Roasted red peppers offer great flavor to so many types of dishes, and in my experience, those that you can purchase in a jar do not disappoint. I’ve used them when making hummus and other kinds of dips, and they are the inspiration for the recipe I share with you today.

This Roasted Red Pepper Chicken Parmesan recipe uses this jarred pepper to elevate what I’ve often found to be overlooked in this dish — the sauce. The hearty blend of roasted red peppers, crushed tomatoes, onions and garlic give the panko-crusted chicken the camaraderie it deserves. And because chicken parmesan can be so versatile, the recipe for the sauce can be easily doubled or tripled to accommodate whatever accompaniment you decide for the star of the show.

This classic Italian-American meal is one of which I can never get enough. It continues to be the source of many of my cravings. And thanks to this version, I find this dish on my mind more and more. So check out this easy recipe that allows you to take a few shortcuts by letting the cans and jars filling our grocery store shelves perform much of the heavy lifting.

Roasted Red Pepper Marinara Chicken Parmesan

(recipe serving size: 4 people)

For the chicken:

2 lb chicken breast, sliced into 4-5 cutlets or into 8-10 strips

2 tsp kosher salt

2 tsp granulated garlic

2 tsp dried basil

2 tsp dried oregano

1 tsp crushed red pepper flakes

Season the chicken with the spices and marinate in the refrigerator for 1 hour.

For the roasted red pepper sauce:

16 oz roasted red peppers, patted dried and coarsely chopped

1 small sweet onion or 1/2 of a medium onion, chopped

4 cloves garlic, chopped

1 1/4 tsp kosher salt

1/2 tsp crushed red pepper flakes

2 tb olive oil

1 tb chopped parsley

1 cup red wine

2 cups crushed tomatoes

Sauté onion in butter and olive oil with 3/4 tsp salt and crushed red pepper flakes for 5 minutes over medium heat. Add the garlic, parsley and roasted red peppers. Sauté for another 5 minutes.

Add the wine and the crushed tomatoes along with 1/2 tsp kosher salt. Simmer with the lid off for 10 minutes and then lower the heat to keep warm with the lid on.

For the breading:

2 1/2 cups of panko breadcrumbs

1/2 cup all purpose flour

2 large eggs

1 tsp kosher salt

1 tsp granulated garlic

1 tsp dried basil

1 tsp dried oregano

1/2 tsp cracked black pepper

1/2 tsp crushed red pepper flakes

1/4 cup water

Combine the panko along with the spices in one dish.
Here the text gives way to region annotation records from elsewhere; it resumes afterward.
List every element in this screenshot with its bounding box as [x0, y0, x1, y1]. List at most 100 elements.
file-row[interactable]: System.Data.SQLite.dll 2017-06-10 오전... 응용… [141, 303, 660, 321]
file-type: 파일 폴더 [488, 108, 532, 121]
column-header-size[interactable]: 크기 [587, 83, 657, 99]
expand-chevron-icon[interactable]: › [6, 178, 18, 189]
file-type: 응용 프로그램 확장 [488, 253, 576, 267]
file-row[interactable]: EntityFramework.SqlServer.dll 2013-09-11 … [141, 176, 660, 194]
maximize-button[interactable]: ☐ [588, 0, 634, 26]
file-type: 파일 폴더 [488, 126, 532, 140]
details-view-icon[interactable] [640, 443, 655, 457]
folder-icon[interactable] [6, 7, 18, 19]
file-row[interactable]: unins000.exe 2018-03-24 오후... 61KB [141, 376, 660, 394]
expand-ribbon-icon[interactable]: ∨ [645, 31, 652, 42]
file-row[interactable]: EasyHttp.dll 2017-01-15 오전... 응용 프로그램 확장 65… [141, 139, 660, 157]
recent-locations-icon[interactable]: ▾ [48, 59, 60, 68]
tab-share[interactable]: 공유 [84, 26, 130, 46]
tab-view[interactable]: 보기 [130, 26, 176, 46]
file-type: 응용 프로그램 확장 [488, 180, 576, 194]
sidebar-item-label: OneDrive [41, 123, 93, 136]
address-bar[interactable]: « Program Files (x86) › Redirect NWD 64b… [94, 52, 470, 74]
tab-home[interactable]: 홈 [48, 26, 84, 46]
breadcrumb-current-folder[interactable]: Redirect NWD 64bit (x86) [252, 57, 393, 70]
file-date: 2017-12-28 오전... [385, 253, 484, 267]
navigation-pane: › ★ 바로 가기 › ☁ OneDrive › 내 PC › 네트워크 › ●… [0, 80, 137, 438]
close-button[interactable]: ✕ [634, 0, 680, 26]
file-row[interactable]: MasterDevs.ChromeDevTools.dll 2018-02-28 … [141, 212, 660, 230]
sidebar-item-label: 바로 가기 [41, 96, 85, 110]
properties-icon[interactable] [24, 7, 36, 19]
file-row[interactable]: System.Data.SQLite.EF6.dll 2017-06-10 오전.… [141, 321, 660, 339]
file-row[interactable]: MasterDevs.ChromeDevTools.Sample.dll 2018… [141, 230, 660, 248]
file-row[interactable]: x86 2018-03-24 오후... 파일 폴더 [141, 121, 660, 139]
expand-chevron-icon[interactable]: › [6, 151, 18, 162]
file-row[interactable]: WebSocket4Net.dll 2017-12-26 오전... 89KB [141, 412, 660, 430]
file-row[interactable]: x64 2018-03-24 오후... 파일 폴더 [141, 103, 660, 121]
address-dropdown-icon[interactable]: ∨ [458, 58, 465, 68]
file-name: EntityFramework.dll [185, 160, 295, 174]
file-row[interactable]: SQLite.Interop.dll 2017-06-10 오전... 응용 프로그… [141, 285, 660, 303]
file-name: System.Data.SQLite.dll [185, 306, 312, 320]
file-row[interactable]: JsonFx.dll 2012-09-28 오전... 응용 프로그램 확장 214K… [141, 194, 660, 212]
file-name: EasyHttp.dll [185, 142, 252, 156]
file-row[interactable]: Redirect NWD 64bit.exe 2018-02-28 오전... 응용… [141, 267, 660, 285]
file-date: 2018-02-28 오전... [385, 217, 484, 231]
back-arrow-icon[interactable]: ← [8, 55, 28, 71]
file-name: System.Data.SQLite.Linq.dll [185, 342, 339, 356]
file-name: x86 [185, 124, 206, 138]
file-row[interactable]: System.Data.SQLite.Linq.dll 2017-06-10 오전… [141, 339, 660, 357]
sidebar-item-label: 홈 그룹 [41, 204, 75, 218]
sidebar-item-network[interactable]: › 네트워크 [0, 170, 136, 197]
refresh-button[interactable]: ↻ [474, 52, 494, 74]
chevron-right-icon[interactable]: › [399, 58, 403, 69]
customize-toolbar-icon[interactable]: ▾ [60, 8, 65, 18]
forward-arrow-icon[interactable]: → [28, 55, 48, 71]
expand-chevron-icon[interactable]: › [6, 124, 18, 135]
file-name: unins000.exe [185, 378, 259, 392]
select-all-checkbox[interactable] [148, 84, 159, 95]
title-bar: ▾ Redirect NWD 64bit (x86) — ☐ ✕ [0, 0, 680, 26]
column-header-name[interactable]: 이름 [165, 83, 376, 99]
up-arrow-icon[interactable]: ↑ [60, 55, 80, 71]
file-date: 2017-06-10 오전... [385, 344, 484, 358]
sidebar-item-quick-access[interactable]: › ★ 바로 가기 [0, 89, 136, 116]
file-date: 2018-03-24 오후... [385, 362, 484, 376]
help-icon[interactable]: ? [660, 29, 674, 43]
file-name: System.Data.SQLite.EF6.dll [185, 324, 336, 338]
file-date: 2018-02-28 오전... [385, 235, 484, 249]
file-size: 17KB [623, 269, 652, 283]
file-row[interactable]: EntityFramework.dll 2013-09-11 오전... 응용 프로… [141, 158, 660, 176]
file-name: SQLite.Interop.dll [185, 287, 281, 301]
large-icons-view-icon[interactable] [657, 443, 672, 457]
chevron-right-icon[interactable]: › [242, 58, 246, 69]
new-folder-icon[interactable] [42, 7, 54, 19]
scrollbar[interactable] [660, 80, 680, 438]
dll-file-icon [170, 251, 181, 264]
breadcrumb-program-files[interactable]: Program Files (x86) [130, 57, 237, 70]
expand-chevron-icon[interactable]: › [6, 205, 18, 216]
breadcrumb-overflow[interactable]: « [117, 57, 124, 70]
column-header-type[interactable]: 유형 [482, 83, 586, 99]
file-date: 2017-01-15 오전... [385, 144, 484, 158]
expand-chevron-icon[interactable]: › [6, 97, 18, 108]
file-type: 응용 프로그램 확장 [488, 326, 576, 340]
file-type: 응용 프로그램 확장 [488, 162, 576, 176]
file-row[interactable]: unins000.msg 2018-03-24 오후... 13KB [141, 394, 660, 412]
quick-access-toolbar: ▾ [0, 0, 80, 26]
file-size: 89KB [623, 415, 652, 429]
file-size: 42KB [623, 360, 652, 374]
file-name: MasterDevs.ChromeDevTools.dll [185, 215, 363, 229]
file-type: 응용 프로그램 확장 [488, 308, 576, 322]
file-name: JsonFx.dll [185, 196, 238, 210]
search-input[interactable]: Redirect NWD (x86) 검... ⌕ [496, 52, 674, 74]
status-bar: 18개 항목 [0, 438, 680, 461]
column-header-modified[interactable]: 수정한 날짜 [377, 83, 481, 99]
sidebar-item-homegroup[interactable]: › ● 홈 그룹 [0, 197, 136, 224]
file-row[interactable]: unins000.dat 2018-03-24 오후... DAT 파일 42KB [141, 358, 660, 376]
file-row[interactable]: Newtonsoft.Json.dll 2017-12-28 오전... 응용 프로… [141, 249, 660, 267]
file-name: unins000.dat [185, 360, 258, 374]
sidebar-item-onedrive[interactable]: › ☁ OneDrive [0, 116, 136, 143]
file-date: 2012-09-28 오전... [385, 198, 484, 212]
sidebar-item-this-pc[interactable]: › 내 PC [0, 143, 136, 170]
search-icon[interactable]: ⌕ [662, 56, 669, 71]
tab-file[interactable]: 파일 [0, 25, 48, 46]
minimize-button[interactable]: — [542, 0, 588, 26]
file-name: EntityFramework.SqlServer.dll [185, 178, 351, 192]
Place the flour in another. Combine the eggs and water in another dish.

For the frying:

Canola oil

Heat the oil over medium to medium-high heat. Drop a few panko breadcrumbs in the oil to test. The crumbs should sizzle instantaneously but not burn.

Coat the chicken in the flour. Shake off any excess and then coat the chicken in the egg and water mixture. Let an excess egg drip from the chicken. Coat both sides of the chicken with the panko and gently place the chicken in the pan of oil.

Fry the chicken for 4 minutes on each side. Place the cooked chicken on a plate lined with paper towel to drain any excess oil.

Bringing it all together:

Turn the broiler on in your oven.

Place the fried chicken breasts in the pan of roasted red pepper sauce. Bring the sauce to a simmer. Place your favorite cheese across each of the chicken breasts and melt under the broiler. Serve while warm on bread or over your favorite pasta.